Whatever I choose

27 Apr

I’m sitting at work watching Henry punch and roll his way around my stomach, gently pressing the odd stray foot back into place and wondering how I got here, how I scored this life. Because some days I do question whether I’m deserving of such happiness; I question what I’ve done to be blessed with so many things that I all too often take for granted. My family. Friends. My husband. My home, my job, my health, my freedom and now, my son. I wonder why my life isn’t harder, then I fret that I’m not trying hard enough to BE something; that I’m drifting in too many directions. Writer. Designer. Wife. Mother. Cook. Devourer. Sewer. Knitter. Blogger. Charity worker.
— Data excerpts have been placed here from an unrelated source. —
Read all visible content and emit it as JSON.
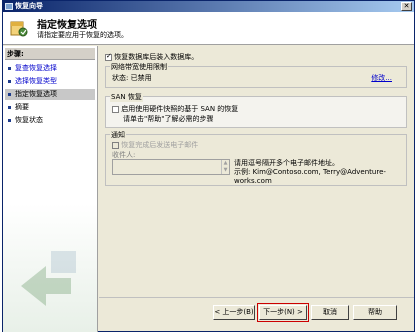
{
  "window": {
    "title": "恢复向导",
    "close_label": "✕"
  },
  "header": {
    "title": "指定恢复选项",
    "subtitle": "请指定要应用于恢复的选项。"
  },
  "sidebar": {
    "title": "步骤:",
    "steps": [
      {
        "label": "复查恢复选择"
      },
      {
        "label": "选择恢复类型"
      },
      {
        "label": "指定恢复选项"
      },
      {
        "label": "摘要"
      },
      {
        "label": "恢复状态"
      }
    ]
  },
  "options": {
    "restore_security_label": "恢复数据库后装入数据库。",
    "bandwidth": {
      "title": "网络带宽使用限制",
      "status": "状态: 已禁用",
      "edit_link": "修改..."
    },
    "san": {
      "title": "SAN 恢复",
      "checkbox_label": "启用使用硬件快照的基于 SAN 的恢复",
      "help_text": "请单击\"帮助\"了解必需的步骤"
    },
    "notification": {
      "title": "通知",
      "checkbox_label": "恢复完成后发送电子邮件",
      "recipient_label": "收件人:",
      "recipient_value": "",
      "hint": "请用逗号隔开多个电子邮件地址。",
      "example": "示例: Kim@Contoso.com, Terry@Adventure-works.com"
    }
  },
  "buttons": {
    "prev": "< 上一步(B)",
    "next": "下一步(N) >",
    "cancel": "取消",
    "help": "帮助"
  },
  "colors": {
    "link": "#0000cc",
    "highlight": "#cc0000",
    "title_bar": "#0a246a"
  }
}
When I’m asked what I’m going to do with my life I get the impression that I’m supposed to pick one, maybe two of these things and stick to it like a fly to flypaper. So I choose, trap myself, and then after a few months or a year I’m left wondering where the rest of me went. Lately I’ve found that I can’t write because I spend too much time worrying about where the rest of me has gone, and I can’t do anything else because I’m too worried about my inability to what it is I’m supposed to be doing – writing.

And then something happens and I wake up and realise that I’m more than just one of these things. To steal a line from Little Women, courtesy of Kelle Hampton, I am, in fact, a great many things. And I’m happy with that. I love the fact that I’m free to do whatever it is I choose, and yes, I realise how lucky I am to have the means to take my time while choosing.

In seven short weeks I’m going to become a mother. It’s not going to be all I do, and I’m not going to be the best at it. But I am determined to find a balance and make time to enjoy more hungry mouthfuls of life without worrying that I’m somehow missing out, or stuffing up, or wasting opportunities.

So when you ask me what it is I do the answer is a great many things. This and that. Whatever I choose.